The day after the shooting of Representative Gabrielle Giffords, George Packer of the New Yorker complained that “relentlessly hostile rhetoric has become standard issue on the right.” James Fallows of the Atlantic lamented our “extreme, implicitly violent political rhetoric and imagery.” And Paul Krugman of the New York Times argued, “it’s the saturation of our political discourse — and especially our airwaves — with eliminationist rhetoric that lies behind the rising tide of violence.”
The fact that conservative rhetoric had nothing to do with the assassination attempt against Giffords didn’t matter; liberals were determined to use her shooting to conduct a nationwide seminar on civility and public discourse.

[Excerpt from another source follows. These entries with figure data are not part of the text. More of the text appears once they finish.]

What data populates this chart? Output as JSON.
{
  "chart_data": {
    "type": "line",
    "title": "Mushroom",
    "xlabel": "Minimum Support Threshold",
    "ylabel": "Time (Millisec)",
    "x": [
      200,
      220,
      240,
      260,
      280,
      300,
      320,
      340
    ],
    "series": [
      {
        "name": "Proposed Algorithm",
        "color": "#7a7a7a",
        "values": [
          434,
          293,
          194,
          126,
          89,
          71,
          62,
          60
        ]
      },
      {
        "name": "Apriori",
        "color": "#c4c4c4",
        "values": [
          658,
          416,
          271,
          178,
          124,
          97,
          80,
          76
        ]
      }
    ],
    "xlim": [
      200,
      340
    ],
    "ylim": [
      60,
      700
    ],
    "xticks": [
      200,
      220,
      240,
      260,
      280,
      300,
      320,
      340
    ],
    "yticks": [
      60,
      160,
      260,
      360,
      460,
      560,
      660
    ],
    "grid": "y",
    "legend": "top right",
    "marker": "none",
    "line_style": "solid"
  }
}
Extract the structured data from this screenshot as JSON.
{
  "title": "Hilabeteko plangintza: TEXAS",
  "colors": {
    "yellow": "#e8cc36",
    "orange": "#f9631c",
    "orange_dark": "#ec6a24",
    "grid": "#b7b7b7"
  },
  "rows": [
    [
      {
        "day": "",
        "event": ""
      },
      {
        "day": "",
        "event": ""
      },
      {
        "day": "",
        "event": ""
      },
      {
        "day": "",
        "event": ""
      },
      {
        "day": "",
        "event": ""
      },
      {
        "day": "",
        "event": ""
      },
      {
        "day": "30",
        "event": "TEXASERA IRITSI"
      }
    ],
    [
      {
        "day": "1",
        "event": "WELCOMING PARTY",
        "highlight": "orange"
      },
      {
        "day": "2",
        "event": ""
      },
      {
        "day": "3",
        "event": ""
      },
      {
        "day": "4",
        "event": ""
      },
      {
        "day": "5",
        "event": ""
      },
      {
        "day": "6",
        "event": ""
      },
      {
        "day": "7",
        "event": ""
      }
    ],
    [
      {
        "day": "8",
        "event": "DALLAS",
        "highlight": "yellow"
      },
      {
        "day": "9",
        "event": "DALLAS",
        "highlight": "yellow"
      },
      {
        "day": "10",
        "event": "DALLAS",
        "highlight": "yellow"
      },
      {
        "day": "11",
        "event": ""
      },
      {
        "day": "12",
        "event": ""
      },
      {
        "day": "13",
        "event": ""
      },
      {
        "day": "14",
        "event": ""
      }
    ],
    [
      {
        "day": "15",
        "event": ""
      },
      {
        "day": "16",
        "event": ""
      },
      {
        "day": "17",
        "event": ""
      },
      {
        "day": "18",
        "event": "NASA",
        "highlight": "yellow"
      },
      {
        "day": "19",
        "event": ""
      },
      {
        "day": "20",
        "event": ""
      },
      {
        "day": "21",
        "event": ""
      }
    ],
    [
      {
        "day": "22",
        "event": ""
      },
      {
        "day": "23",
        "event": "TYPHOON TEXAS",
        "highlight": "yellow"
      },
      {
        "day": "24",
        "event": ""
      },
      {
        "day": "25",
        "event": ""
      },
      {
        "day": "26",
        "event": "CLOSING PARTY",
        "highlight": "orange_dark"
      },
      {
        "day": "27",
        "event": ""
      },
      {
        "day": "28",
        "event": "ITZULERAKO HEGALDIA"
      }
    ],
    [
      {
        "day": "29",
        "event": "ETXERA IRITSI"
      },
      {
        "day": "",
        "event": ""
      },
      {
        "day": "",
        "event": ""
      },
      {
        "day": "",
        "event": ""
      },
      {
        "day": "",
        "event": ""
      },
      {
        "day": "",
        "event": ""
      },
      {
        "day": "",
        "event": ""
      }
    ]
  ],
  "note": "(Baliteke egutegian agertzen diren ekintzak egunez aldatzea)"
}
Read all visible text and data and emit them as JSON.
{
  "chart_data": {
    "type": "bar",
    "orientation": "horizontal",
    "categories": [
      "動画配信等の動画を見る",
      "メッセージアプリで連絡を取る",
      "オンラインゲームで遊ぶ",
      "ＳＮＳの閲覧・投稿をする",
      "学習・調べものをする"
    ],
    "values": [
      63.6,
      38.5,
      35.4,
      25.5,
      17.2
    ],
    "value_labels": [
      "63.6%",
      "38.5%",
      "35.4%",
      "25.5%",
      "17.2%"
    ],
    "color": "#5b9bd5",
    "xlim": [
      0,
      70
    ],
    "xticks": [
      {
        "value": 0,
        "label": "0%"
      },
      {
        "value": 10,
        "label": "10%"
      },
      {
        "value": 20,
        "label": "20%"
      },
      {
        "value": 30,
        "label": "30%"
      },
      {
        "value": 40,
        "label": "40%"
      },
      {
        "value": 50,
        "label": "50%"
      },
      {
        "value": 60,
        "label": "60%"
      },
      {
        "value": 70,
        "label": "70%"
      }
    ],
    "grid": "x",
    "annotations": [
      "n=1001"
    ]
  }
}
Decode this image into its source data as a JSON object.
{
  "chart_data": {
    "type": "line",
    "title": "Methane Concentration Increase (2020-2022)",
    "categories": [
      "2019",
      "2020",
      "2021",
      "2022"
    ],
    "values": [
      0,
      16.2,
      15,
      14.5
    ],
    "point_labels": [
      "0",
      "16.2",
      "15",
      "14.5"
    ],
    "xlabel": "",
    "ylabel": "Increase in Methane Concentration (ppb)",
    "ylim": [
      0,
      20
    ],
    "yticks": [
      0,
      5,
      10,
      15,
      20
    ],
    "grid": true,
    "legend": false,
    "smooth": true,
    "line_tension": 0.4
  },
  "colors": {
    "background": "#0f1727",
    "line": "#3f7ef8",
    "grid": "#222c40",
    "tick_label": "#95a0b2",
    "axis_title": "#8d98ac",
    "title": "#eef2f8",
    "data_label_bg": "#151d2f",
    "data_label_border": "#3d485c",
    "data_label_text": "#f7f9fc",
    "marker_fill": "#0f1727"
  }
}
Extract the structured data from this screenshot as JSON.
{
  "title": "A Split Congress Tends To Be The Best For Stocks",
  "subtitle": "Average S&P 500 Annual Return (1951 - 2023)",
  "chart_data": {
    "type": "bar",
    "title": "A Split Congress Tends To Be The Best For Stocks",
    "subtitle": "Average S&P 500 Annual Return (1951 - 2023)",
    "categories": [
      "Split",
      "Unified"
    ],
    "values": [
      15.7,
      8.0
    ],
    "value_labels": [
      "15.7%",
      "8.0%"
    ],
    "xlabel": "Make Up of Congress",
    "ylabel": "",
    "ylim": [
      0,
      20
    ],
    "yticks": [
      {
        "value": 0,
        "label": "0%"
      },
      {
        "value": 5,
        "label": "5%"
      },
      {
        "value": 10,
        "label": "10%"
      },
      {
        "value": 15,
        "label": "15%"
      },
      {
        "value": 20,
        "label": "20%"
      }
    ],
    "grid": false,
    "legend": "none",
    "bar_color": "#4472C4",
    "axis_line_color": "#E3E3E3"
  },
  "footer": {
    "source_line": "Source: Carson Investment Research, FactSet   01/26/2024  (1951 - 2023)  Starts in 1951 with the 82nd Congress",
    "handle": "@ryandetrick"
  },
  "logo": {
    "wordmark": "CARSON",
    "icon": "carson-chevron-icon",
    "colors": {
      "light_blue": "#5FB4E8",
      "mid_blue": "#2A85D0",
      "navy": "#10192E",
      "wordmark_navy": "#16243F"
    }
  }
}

Fast forward five weeks to Madison, Wisconsin, where Governor Scott Walker is asking the state’s public employees to start contributing to their own pension and health-care benefits and limit their collective bargaining rights to negotiations over pay rather than benefits. His plan is sparking furious protests, with demonstrators holding up signs saying “Heil Walker! Stop the Maniac,” accusing the Wisconsin governor of “exterminating union members,” and calling him a “Fascist Union Community Killer.” Governor Walker is referred to as “Governor Mubarak,” a “Midwest Mussolini,” “al Qaeda Scott,” with some slogans reading, “Scott Walker = Adolph Hitler.” (h/t: Ed Morrissey.)
As Jonathan and Alana have noted, this is pretty ugly stuff. So just where is the Liberal Civility Patrol when we really need them? Have Krugman, Packer, and Fallows condemned what we’re seeing in Madison? Where is the Washington Post’s Eugene Robinson, who has claimed, “the violent political rhetoric and the threat of political violence in this country comes almost exclusively from the right”? And what of E.J. Dionne, Jr., who has written, “The most surprising and disappointing aspect of our politics is how little pushback there has been against the vile, extremist rhetoric that has characterized such a large part of the anti-Obama movement”? Where are the earnest political commentators and news stories lamenting the inflammatory language that has become a steady undercurrent in the nation’s political culture?
The game that’s being played is obvious. Civility has no intrinsic worth for these individuals; it is merely another weapon in an endless political battle.
All of us in politics are susceptible to double standards. We tend to overlook serrated comments by those who share our ideological views and quickly cry foul when those on the other side of the political divide say incendiary things. If you’re a conservative you tend to point your finger at Keith Olbermann; if you’re a liberal you are more likely to focus your fire on Glenn Beck. That’s why it’s important to locate figures in both camps who possess some independence of thought and mind, who are capable of making relatively disinterested judgments about events, and who believe people should be held to roughly equal standards when it comes to rhetoric and actions. It was said of George MacDonald that he shied away from debate because he was always afraid that the justifying of one’s opinions in argument might outrun the desire to find the truth at the bottom of whatever question was under consideration.
People like MacDonald are hard to find, as the unsightly events in Madison are proving.